PETER PLATE
„Einfach weitermachen“ – Peter Plate über seine Solokarriere!

 

Nach einem überwundenen Burnout und einer angekündigten Pause mit "Rosenstolz" macht Peter Plate jetzt alleine Musik. Der 45-jährige Sänger aus Berlin hat ein neues Album produziert und einiges in seinem Leben verändert. Der bekennende homosexuelle Künstler ist auch Träger des Bundesverdienstkreuzes, das er für den Kampf gegen Aids verliehen bekam.

 

ZDFonline: Herr Plate, wie geht es Ihnen?

Peter Plate: Natürlich sind Sie nicht der erste, der das fragt. Aber ich beantworte die Frage dennoch sehr gerne. Mir geht es ausgesprochen gut. Ich bin zufrieden, ruhig, gelassen und kreativ.
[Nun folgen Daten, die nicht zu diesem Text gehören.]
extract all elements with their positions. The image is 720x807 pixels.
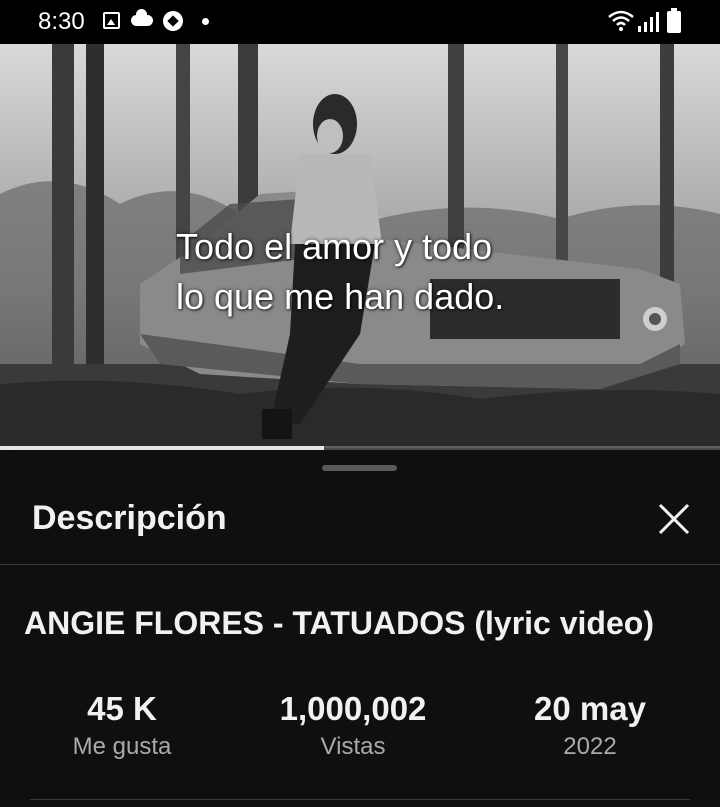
upload-date: 20 may	[534, 690, 646, 727]
soccer-ball-icon	[163, 11, 183, 31]
sheet-title: Descripción	[32, 499, 227, 537]
cloud-icon	[131, 9, 153, 26]
video-player[interactable]: Todo el amor y todo lo que me han dado.	[0, 44, 720, 448]
bottom-divider	[30, 799, 690, 800]
video-title: ANGIE FLORES - TATUADOS (lyric video)	[24, 605, 654, 641]
likes-label: Me gusta	[72, 733, 172, 760]
views-label: Vistas	[320, 733, 386, 760]
divider	[0, 564, 720, 565]
drag-handle[interactable]	[322, 465, 397, 471]
image-icon	[103, 12, 120, 29]
lyrics-line-1: Todo el amor y todo	[176, 226, 493, 267]
battery-icon	[667, 8, 681, 33]
video-progress-fill	[0, 446, 324, 450]
status-bar: 8:30	[0, 0, 720, 44]
signal-icon	[638, 12, 660, 37]
notification-dot-icon	[202, 18, 209, 25]
close-button[interactable]	[652, 497, 696, 541]
date-stat: 20 may 2022	[490, 689, 690, 761]
lyrics-line-2: lo que me han dado.	[176, 276, 505, 317]
close-icon	[658, 503, 690, 535]
lyrics-overlay: Todo el amor y todo lo que me han dado.	[176, 222, 696, 322]
likes-stat: 45 K Me gusta	[22, 689, 222, 761]
views-stat: 1,000,002 Vistas	[253, 689, 453, 761]
video-progress-bar[interactable]	[0, 446, 720, 450]
description-sheet: Descripción ANGIE FLORES - TATUADOS (lyr…	[0, 451, 720, 807]
views-count: 1,000,002	[279, 690, 427, 727]
likes-count: 45 K	[87, 690, 157, 727]
status-time: 8:30	[38, 8, 85, 35]
upload-year: 2022	[563, 733, 617, 760]
wifi-icon	[607, 10, 635, 37]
ZDFonline: Das war ja nicht immer so. Woran liegt es?

Plate: Ich bin wieder richtig gesund. Ich habe meinen Burnout überwunden. Das ist eine böse Krankheit. Und wenn man krank ist, dann ist das keine schöne Sache. Ich war ja richtig runter und wusste einige Zeit nichts mit mir anzufangen. Diese Phase ist zum Glück vorbei.

ZDFonline: Sie haben jetzt einiges in Ihrem Leben geändert.

Plate: Ja, die Überwindung des Burnout bot eine echte Chance dafür. Ich habe die Langsamkeit entdeckt, lebe jetzt bewusster und arbeite weniger. Ich nehme mir Zeit, mit meinem Freund spazieren zu gehen und am Wochenende gut zu kochen. Ich schalte das Handy aus, und wenn ich es nach zwei Tagen wieder anmache, ist die Welt auch nicht untergegangen.

ZDFonline: Wie würden Sie Ihre aktuelle künstlerische Phase beschreiben? Ist es eine Art Comeback?

Plate: Eine schwierige Frage. Es ist aber kein Comeback. Ich mache einfach weiter und zwar das, was ich schon immer gemacht habe. Genauer: seitdem ich 13 Jahre alt bin. Ich komponiere, singe und trete gerne mit meiner Musik auf, wenn sie den Leuten gefällt.

ZDFonline: Was sagt Ihre ehemalige Partnerin von "Rosenstolz", AnNa R., dazu?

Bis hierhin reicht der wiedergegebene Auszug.